One of these underlying funds is the Janus Henderson Global Sustainable Equity Fund, which seeks to invest in global companies whose products and services are considered by the fund manager to contribute to positive environmental or social change and thereby have an impact on the development of a sustainable global economy.
For example, the fund currently invests in clothing manufacturer Gildan Activewear, which is committed to conserving the environment and has implemented tools and programmes to measure and track its environmental footprint and ensure its environmental sustainability objectives are met. The Gildan Code of Conduct encompasses the principles set forth by the Fair Labor Association and various other organisations, which aim to improve workers lives worldwide by ensuring goods are produced fairly and ethically.
Another underlying fund in the Barclays Multi-Impact Growth fund is the Jupiter Ecology Fund. The Fund invests in companies that are developing innovative solutions for the environment and display a positive commitment to the long-term protection of the environment. The Jupiter team believes that, as the world population continues to grow, there will be ever increasing pressure on natural resources such as water, land and energy, and that this should create significant and long-lasting investment opportunities. The fund was launched in the UK in 1988, and Jupiter has developed extensive knowledge of investing in this area.
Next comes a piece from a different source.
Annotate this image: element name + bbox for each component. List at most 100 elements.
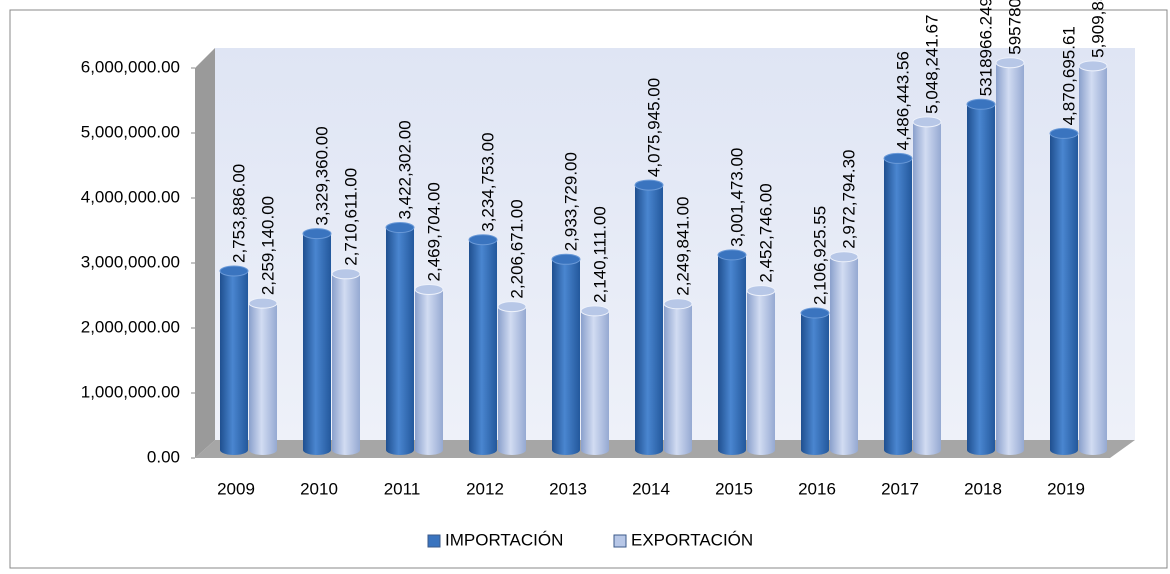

Among the fund’s current biggest holdings is Regal-Benoit, which manufactures electric motors, mechanical and electrical motion controls and power generation products, and has a strict code of conduct in place to ensure ethical and committed relationships with all its suppliers.
Find out more about Barclays Multi-Impact Growth fund
Please be reminded that this article serves to illustrate how it is possible to invest in line with this theme. Using the funds and companies as examples, this does not constitute a recommendation to invest in these, or any other investment. If you’re unsure where to invest, seek professional financial advice.